Last Saturday night, folk singer and guitarist Dar Williams played a show in Hastings-on-Hudson at the Purple Crayon performance space. The Purple Crayon is a former Catholic church turned concert venue that I wrote about last March at R&T while exploring “When a ‘Sacred’ Church Becomes a ‘Secular’ Live Music Venue.”

Williams played to a sold out crowd (a few hundred) and commented on the space’s transition from a church to a community center and concert venue. She suggested that the overarching purposes of the space may have changed, but something of the mission is shared between its old and new uses: “A lot of person to person ministry happens” in live music venues, she said.

One of the oldest definitions of ministry is also one of the oldest definitions of theology: the “care of souls.” That is certainly the defining action of any church, and I think Williams was right to characterize live music venues as places where such “ministry” happens, as well.  By the deep attention given to her music, especially from women between 30 and 50 years old, it was readily evident that “soul care” was on offer. But not only between musician and fan, but between fans themselves. Fan culture in popular music is replete with tales of friendship built around a concert event.

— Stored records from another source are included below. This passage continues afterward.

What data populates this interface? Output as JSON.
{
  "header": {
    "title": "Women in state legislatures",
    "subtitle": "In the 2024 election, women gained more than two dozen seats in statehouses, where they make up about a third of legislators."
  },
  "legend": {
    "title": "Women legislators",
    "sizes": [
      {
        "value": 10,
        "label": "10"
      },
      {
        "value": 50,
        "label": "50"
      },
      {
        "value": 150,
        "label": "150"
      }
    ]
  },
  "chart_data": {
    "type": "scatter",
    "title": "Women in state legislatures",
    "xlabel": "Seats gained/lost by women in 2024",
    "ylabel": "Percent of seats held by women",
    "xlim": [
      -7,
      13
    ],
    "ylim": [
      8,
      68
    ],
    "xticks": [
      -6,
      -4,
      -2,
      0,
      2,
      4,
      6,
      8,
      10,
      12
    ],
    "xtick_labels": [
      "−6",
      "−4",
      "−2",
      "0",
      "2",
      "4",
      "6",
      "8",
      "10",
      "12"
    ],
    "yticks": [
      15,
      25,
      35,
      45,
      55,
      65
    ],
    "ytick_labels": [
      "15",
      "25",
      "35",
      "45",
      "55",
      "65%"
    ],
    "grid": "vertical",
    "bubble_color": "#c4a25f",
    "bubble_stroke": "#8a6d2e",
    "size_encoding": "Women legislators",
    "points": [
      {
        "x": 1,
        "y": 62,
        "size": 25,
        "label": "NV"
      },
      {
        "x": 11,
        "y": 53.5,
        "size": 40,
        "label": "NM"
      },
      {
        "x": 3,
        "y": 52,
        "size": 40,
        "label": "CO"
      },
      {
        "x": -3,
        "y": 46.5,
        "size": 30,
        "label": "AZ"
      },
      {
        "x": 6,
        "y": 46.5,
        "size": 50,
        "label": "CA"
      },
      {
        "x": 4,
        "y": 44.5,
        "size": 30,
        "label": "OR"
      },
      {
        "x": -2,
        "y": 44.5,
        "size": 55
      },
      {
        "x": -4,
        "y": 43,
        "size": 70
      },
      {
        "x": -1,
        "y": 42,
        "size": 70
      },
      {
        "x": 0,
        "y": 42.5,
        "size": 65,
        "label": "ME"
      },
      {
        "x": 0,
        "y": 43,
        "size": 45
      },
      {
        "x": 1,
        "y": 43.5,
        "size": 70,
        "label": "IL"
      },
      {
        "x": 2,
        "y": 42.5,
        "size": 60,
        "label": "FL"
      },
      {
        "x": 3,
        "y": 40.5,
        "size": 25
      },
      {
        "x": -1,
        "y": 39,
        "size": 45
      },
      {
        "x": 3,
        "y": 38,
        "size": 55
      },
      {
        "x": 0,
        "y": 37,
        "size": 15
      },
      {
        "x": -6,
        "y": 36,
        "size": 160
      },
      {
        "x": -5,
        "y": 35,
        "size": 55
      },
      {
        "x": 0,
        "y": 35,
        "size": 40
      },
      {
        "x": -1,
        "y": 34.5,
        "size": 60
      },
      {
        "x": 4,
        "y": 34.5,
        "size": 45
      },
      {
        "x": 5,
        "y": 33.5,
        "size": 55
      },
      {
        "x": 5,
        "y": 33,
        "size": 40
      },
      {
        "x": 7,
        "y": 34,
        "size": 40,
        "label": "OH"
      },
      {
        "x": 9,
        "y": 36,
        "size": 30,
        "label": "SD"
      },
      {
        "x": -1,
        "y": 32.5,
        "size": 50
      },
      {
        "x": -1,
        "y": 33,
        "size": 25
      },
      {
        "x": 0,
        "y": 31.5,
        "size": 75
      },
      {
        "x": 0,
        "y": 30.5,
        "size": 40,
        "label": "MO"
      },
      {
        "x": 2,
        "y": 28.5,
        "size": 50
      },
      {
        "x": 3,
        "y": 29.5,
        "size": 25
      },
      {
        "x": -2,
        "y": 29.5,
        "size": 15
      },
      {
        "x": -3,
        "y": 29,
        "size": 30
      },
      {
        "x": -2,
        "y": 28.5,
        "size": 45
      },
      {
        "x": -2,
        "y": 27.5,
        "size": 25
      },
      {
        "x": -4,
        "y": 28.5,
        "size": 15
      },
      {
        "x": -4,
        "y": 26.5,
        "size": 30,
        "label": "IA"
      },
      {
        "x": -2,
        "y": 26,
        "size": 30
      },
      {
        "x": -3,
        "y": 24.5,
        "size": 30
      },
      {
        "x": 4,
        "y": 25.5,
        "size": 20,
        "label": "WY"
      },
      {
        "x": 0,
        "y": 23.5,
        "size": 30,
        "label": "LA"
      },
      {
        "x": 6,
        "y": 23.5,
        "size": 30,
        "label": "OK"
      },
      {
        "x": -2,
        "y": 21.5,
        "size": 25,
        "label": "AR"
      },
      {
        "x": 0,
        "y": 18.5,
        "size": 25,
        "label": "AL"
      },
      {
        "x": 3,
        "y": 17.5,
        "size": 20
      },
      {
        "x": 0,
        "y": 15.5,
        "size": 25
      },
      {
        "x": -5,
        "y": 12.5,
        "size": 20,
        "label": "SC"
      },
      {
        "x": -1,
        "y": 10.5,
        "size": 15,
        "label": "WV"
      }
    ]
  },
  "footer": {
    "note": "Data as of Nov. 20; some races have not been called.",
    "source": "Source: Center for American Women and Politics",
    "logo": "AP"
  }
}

I have been to enough shows by the Indigo Girls, Melissa Etheridge, Michelle Malone, and Ani Difranco (or for that matter, Alanis Morrisette or Erykah Badu or Tori Amos) to begin to sense the ways that women musicians create conditions for women to better care for each other’s souls, by creating narrative soundscapes that can house women’s stories — and for most of these artists much of the time, also being generous and deeply human enough to also house many men’s stories. I well realize that not all women are into “women-identified” musicians (going to a Lacuna Coil show, for example, with its lead singer Cristina Scabbia, or an Evanescence show with Amy Lee, seems to work somewhat differently in terms of that intra-women ministry — but that’s just my gut sense, and I would be happy to be wrong about any of this). But I know this topic is interesting to other of our contributors and no doubt also to our readers, so I will be curious about what others have to say.

I also want to comment briefly on Dar Williams’ song “Teen for God.” It’s a tune about her intense dalliance with Christianity as a teenager.

(Here is Williams telling a theological story and playing “Teen for God” at the venerable Club Passim in Cambridge, Massachusetts…)

It includes a verse about the ways that her teenage God could not have met her college self with any sufficiency, could not have survived the deep doubts she had as she grew up. I heard this song on Saturday night for the first time, and thought, yes, it was good and necessary and more or less inevitable that she would and should shed that God of her “teen for God” time, and it is true that more people are working from their teenage God than they can admit and would do well to graduate from that religious atmosphere. But the knowing laughs in the audience about the intense teen-God experience and the

graduation from God in young adulthood struck me, theologically, as a tad wanting. And not because I have any automatic judgment about people who graduate from God. That’s a path with which I am familiar. But because Dar Williams seems like such a substantial soul, a woman who senses life so deeply, that I wanted something more than the loving and lightly mocking reverie about the “teen God” and young adult disillusionment. Indeed, that need to make light of the “teen for God” she once was maybe indicates that she is not done with the God question. Such things are never tied up so neatly. That said, Dar Williams is an extraordinary musician who has, in my estimation, probably had a (strumming and picking) hand in “saving” more than her fair share of souls. And so be it.